GE Energy Storage general manager Prescott Logan said the company had been encouraged by the Coal River Energy test.
“With the Invertex underground propulsion system and our state-of-the-art energy storage solution, GE Mining will deliver higher efficiency and productivity to mining customers worldwide while lowering fuel use, emissions and lifecycle cost.”
GE’s Durathon battery has at least 40% more operating range than traditional batteries, is 25% smaller and 50% lighter.
The battery-powered scoop operates more effectively in extreme temperatures requiring no cooling and minimal maintenance.
The battery also contains no lead-acid material, meaning no gases are released during charging, which removes explosive fuel sources underground and reduces mine work exposure to diesel particulate matter.
GE Mining bought Fairchild Underground Mining Equipment last year.

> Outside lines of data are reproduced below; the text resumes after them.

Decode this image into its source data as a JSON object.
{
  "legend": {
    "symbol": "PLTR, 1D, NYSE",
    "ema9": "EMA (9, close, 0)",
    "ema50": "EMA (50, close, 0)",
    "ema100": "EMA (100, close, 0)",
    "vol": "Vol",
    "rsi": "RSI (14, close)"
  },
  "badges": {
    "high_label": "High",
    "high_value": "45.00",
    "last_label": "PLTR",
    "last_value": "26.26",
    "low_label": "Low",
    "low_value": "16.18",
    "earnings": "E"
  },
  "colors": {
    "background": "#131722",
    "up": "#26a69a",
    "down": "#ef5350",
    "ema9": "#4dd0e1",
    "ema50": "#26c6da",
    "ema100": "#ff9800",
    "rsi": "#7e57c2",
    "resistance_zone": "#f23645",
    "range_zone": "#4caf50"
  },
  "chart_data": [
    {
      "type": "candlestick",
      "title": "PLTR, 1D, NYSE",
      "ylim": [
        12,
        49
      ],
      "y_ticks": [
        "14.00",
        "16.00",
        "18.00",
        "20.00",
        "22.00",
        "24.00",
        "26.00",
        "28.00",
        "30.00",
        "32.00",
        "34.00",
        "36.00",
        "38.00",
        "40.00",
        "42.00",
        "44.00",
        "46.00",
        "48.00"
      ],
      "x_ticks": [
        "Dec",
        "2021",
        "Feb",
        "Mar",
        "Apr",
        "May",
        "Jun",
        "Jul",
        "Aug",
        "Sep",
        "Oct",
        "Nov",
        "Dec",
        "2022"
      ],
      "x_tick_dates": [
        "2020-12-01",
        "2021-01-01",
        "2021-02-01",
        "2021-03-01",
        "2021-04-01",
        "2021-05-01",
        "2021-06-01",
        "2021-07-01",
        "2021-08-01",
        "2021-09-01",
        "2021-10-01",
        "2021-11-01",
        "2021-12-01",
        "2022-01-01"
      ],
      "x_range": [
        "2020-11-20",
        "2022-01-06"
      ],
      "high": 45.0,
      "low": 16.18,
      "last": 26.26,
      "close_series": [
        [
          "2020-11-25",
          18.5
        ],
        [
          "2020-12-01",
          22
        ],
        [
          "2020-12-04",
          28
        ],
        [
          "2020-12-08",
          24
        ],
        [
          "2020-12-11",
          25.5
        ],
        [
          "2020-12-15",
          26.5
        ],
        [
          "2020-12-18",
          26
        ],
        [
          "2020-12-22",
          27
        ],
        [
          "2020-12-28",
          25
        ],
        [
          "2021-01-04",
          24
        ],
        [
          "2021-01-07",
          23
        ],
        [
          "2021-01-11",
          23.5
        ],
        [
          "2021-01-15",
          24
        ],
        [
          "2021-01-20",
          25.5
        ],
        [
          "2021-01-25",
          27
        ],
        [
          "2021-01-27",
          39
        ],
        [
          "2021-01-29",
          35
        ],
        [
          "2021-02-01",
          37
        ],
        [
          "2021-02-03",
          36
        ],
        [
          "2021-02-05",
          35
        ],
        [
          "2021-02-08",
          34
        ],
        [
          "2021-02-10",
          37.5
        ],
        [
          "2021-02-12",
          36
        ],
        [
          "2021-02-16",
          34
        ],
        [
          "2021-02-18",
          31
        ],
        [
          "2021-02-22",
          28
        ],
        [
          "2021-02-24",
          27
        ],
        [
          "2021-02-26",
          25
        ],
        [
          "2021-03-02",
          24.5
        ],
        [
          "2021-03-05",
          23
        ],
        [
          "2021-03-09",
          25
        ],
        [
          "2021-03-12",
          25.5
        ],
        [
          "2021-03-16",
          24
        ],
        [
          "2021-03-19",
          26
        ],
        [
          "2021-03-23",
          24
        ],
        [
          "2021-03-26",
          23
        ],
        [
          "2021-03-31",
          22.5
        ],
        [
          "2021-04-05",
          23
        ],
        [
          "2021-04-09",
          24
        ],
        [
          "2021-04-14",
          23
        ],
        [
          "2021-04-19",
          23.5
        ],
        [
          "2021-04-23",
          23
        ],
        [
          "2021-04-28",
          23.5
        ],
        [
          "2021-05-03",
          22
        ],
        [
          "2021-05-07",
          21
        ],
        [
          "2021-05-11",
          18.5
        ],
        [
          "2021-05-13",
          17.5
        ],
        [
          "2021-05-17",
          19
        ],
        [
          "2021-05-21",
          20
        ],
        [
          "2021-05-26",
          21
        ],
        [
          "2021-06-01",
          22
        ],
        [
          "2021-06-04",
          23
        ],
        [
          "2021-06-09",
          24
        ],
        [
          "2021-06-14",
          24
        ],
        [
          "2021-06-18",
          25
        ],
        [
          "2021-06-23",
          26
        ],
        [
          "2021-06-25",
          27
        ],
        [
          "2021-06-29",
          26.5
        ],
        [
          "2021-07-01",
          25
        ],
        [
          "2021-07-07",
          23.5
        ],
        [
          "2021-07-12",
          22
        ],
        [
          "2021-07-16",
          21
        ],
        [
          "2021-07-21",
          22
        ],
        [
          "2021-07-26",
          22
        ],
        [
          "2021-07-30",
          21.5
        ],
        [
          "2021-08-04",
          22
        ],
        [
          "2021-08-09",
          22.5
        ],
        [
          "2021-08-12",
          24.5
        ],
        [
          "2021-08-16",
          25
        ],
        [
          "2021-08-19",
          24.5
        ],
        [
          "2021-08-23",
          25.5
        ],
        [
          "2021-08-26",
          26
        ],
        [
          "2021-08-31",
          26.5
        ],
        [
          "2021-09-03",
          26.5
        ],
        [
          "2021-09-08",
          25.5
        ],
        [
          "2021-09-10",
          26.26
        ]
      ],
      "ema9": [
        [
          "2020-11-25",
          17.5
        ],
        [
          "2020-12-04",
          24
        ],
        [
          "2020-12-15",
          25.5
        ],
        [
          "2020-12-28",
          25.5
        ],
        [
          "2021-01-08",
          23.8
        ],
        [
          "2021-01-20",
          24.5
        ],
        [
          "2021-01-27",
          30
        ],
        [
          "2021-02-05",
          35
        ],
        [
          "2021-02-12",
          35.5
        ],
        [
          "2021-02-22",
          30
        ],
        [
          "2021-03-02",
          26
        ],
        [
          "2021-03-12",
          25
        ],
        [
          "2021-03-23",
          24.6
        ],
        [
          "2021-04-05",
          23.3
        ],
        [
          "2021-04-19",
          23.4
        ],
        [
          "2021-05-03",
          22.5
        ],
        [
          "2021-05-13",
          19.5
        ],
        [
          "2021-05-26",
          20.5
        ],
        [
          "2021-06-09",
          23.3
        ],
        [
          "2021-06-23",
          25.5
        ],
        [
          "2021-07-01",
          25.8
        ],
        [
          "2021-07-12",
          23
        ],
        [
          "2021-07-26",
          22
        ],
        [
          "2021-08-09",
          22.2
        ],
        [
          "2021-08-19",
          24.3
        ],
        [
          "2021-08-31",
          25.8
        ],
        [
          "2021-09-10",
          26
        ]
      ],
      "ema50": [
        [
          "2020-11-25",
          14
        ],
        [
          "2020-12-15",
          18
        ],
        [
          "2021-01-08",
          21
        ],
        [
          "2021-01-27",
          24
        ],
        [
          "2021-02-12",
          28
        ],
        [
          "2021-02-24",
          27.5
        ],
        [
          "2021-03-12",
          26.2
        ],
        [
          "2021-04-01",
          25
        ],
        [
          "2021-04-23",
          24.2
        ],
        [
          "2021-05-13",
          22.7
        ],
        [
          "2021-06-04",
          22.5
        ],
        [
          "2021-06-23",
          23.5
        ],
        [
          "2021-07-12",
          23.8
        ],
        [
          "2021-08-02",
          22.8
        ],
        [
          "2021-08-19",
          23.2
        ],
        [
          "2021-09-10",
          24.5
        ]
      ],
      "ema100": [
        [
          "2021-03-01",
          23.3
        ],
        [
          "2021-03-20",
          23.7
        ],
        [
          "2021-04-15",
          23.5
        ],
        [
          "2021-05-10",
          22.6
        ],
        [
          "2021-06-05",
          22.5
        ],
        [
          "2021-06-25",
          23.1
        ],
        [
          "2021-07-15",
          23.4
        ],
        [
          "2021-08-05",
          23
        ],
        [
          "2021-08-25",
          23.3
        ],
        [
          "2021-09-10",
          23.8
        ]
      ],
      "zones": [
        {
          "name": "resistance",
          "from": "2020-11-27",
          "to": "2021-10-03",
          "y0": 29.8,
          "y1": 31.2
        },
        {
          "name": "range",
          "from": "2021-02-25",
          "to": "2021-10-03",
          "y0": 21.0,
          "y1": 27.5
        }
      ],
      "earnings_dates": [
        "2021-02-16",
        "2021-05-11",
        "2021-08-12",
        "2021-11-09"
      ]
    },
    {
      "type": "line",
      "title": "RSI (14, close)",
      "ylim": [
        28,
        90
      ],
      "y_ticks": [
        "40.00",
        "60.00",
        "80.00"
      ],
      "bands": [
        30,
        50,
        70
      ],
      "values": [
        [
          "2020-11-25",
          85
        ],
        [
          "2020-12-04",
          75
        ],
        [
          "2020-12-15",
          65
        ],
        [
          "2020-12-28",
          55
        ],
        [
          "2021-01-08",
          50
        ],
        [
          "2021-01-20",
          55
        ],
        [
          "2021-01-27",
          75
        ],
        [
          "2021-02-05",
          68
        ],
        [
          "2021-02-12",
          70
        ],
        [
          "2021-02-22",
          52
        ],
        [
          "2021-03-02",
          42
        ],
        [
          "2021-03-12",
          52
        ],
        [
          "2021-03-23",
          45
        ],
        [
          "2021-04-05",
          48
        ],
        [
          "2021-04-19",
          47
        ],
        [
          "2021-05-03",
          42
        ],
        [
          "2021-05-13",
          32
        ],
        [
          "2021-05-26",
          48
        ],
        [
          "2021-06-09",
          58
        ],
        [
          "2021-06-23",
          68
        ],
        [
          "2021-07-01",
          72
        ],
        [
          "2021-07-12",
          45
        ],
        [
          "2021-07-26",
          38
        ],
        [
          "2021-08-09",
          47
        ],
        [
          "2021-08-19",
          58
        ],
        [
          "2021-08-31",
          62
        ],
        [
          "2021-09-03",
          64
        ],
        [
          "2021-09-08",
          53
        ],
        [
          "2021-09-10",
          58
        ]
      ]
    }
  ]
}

Following the acquisition it initiated a program to combine the Fairchild underground mining scoop with its Intervex propulsion system and Durathon battery technology.
Coal River Energy maintenance manager Carl Estep said the scoop performed well and he and his colleagues were keen to see the final product.
“The lightweight, high-density battery’s ability to reduce maintenance and charging time while allowing for easier maneuverability will provide advantages over today’s lead-acid scoops,” he said.